I do a lot of complaining about the state of entertainment here on this blog. I whine and moan about how they just don't make them like they used to. I want everyone to know just how awful the state of the motion picture business is currently.
Until now. I want to say that I had a fantastic time at the cinema on Father's Day, thank you very much, and I owe it all to the friendly folks at Pixar. You remember them, the bouncy light guys? The ones who made "Finding Nemo" and "The Incredibles?" Last summer I became concerned when I hear they were releasing a film about an old guy who flies his house to South America. Right. That's going to be really funny. But it was. And sad. And exciting. "Up" was as good as any movie I saw last year, with or without the 3-D glasses. I went on and on about it a year ago. "Toy Story 3" seemed like a real gamble, even when one considers the impressive track record the folks over in Emeryville have.

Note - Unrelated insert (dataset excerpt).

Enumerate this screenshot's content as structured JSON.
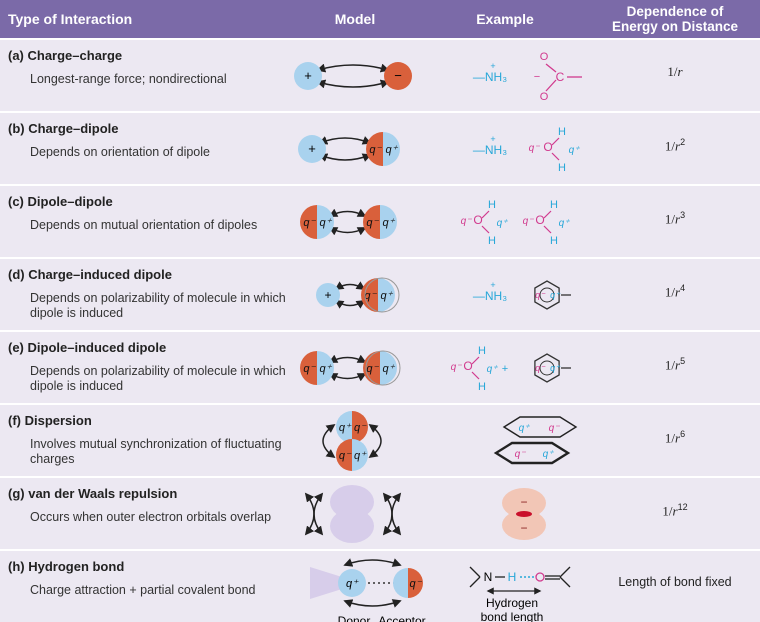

Sequels can be death, and the notion that you could make more than two movies based on the same characters and come away with a winner all three times seems like anything but a sure bet. George Lucas ended up putting Muppets in his. Francis Ford Coppola had an American classic going and then he gave his daughter, a fine director herself, a speaking role in "Godfather 3." The third Superman movie features Richard Pryor as a computer genius hired by Robert Vaughn to kill the Man of Steel. By the time Indiana Jones got to the Last Crusade, it was vital that it began to make up for some of the damage done by the Temple of Doom, but was only a pause on the cliff before plummeting into the abyss of The Crystal Skull. If you were very patient, you could wait out the odd-numbered Star Trek movies and keep your expectations low as the hairpieces got better, but the uniforms kept needing to be let out. Then there are those nutty hobbits, who seemed to be the exception that proves the rule.

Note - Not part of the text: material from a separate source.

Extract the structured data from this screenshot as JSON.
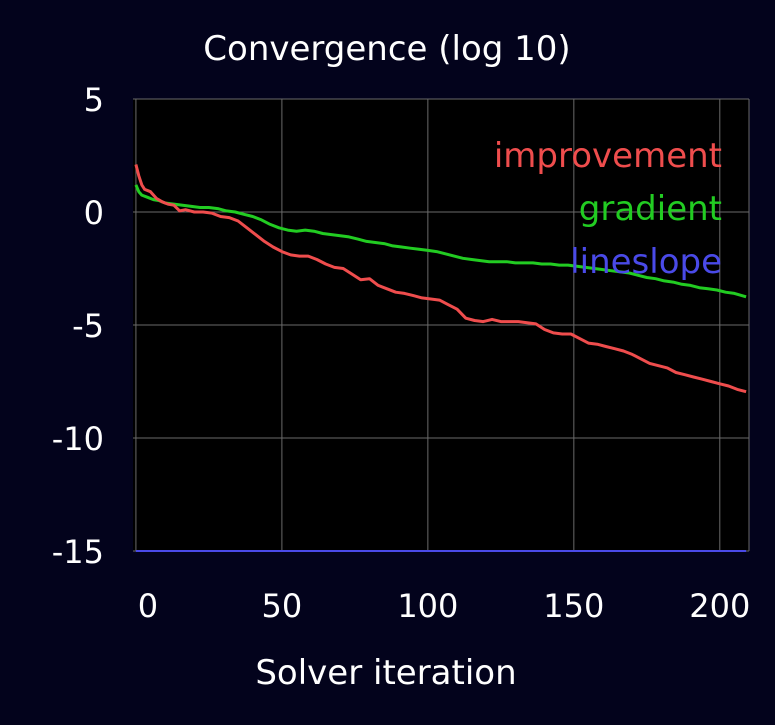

Until now. "Toy Story 3" walks the walk and talks the talk. It's not a cash-in straight to video enterprise. It's the real deal. And best of all, you don't have to see it in 3-D. It's the circle of life, and wishing on a star and all that old-time Disney stuff for a generation that grew up with Woody and Buzz. But don't trust me, go out and see it for yourself. It's like when Jerry Rice used to catch a pass, my friend would say, "He just set another record." Of course, it was his own record that he was re-writing, but that's how good he was. That's how good Pixar is. Let's just hope they never go and play for the Raiders.